The film is barely 90 minutes long yet when it’s over, you’ll feel as though you just spent three weeks in a secluded cabin with your red state cousin who wears a ‘Country Thunder’ t-shirt and rants about his ideas to make ‘Murica great again.
Formerly dueling co-dads Dusty (Mark Wahlberg) and Brad (Will Ferrell) are back, and this time they join forces so their kids can have — wait for it — the perfect Christmas! As is the norm with most Hollywood sequels, the film tries to make things interesting by parading out — wait for it again — the men’s own daddies! Dusty’s dad Kurt (Mel Gibson) is a macho misogynist while Brad’s dad Don (John Lithgow) is overly emotional and slightly goofy. Can you believe the night and day difference in the two dads? I know I can’t!
Of course the dream of snowflakes and candy canes is swiftly ruined by the complete and utter idiocy of slapstick antics like characters falling down, getting hit in the face, getting hit in the groin, falling down, getting hit in the face, falling down, getting electrocuted, getting hit in the ear, falling down, getting hit in the head, falling down, falling down again, and getting punched in the stomach. We don’t need no stinking script, it’s like the movie writes itself!
There are a couple of decent jokes sprinkled around that miraculously don’t land with a thud (including a pretty fantastic one-liner about divorce and improv), but it’s mostly dumb and nonsensical pratfalls of the most inane variety that are played for laughs — and the laughs never come.
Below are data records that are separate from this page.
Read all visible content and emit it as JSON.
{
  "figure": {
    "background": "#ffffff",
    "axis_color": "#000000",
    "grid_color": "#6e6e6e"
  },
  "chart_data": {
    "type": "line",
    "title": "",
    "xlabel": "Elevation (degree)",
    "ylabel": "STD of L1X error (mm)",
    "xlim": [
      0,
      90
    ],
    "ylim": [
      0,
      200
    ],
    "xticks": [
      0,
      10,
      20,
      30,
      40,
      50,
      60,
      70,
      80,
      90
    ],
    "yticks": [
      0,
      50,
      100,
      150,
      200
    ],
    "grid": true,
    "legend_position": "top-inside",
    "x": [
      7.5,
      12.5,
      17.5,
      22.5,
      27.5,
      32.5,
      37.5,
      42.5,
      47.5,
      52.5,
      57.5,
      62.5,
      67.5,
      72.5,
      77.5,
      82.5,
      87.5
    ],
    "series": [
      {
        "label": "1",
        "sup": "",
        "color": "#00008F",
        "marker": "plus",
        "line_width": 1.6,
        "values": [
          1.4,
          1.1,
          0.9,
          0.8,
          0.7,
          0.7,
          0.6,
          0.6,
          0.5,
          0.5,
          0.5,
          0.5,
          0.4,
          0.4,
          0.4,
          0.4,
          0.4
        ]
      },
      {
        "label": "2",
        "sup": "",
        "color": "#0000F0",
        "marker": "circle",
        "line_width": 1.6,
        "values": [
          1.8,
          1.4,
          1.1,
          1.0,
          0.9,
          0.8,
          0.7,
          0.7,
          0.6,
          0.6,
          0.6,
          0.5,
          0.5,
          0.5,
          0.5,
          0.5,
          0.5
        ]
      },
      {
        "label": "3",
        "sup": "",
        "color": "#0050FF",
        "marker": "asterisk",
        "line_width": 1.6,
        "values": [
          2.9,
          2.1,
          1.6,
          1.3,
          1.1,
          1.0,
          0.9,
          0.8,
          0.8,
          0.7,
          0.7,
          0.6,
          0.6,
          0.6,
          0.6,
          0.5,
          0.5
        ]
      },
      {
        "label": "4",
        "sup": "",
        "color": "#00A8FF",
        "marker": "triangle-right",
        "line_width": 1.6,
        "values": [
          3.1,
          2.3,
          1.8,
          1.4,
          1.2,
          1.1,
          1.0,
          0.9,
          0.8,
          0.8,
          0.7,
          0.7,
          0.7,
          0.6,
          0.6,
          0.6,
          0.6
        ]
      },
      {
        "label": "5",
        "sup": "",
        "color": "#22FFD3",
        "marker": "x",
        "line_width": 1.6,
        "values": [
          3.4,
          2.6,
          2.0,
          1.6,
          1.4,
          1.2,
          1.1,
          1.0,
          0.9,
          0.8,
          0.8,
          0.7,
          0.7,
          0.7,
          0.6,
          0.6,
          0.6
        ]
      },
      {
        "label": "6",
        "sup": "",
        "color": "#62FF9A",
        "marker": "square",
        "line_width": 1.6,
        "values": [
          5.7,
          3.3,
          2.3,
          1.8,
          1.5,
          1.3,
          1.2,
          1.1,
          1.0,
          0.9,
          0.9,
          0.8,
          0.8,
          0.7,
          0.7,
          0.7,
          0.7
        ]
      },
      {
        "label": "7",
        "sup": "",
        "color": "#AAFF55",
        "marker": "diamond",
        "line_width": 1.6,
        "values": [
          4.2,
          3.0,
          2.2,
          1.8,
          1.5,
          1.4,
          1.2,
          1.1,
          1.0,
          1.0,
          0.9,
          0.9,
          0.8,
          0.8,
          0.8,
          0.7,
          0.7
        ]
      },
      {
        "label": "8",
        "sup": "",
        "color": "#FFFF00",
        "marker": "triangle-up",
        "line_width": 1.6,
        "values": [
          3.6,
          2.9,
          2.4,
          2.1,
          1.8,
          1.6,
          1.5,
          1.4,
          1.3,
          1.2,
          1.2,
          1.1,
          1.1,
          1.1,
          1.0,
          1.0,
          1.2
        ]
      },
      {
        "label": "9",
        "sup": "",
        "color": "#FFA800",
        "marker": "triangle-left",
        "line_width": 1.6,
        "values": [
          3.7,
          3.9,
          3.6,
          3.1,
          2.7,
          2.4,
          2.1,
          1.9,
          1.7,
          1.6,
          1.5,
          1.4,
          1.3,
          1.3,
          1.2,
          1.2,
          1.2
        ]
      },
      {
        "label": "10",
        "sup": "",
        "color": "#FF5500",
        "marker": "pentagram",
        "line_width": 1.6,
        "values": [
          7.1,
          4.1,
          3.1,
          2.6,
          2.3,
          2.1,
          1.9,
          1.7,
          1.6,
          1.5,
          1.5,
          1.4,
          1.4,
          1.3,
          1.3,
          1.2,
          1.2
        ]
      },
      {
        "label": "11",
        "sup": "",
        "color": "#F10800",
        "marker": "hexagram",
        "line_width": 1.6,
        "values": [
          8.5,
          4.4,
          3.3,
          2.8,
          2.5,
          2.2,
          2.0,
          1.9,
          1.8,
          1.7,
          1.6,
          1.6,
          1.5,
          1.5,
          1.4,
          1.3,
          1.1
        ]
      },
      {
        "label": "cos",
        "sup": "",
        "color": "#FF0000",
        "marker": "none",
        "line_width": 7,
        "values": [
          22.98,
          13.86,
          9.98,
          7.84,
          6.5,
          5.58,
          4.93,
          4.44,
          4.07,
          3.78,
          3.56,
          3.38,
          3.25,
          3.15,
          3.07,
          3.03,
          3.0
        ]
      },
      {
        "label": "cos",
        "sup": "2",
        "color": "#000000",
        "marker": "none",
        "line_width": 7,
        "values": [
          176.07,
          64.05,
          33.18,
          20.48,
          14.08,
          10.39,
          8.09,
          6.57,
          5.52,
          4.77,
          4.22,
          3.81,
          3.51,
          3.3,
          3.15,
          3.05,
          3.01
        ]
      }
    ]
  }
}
The film is devoid of all merriment and holiday fun, and the cast (and audience) deserves far better than this overstuffed turkey of a movie.
“Daddy’s Home 2” is a movie designed for idiots. Specifically. As in laboratory-tested, focus-grouped, workshopped and engineered to appeal to the lowest common denominator.
In the very best comedies, jokes are either constructed (with the film carefully laying the foundation that leads to the payoff) or they’re experiential (relying on the audience’s outside knowledge about the world). In movies like “Daddy’s Home 2,” you get neither. Instead, a joke is someone getting hit in the face with a dodgeball. Or a snowball. Or a tree. Or a kid on a swing. Or Christmas decorations. For movies like this one, the film treats it as the absolute height of hilarity for a person to get hit with something or fall down. “OH!” or “OUCH!,” the audience exclaims. And sitting among them, I feel my hope for the future of humanity quickly draining away. This is “Ow My Balls!” as blockbuster entertainment.
All of that being said, the movie’s not unwatchable. Maybe it’s because I found myself being so amused at how effectively this laugh-cue extravaganza appeared to work on my fellow audience members. Maybe it’s because Mark Wahlberg, Will Ferrell, and Mel Gibson are still eminently watchable, even in a poor excuse for a comedy like this one. Or maybe it’S because the movie tries so shamelessly to ingratiate itself to the public as a classic Christmas movie like “Christmas Vacation,” “Elf,” or “Surviving Christmas” (Louisa and I continue our quest to single-handedly make “Surviving Christmas” a beloved holiday movie). It’s probably all of these things.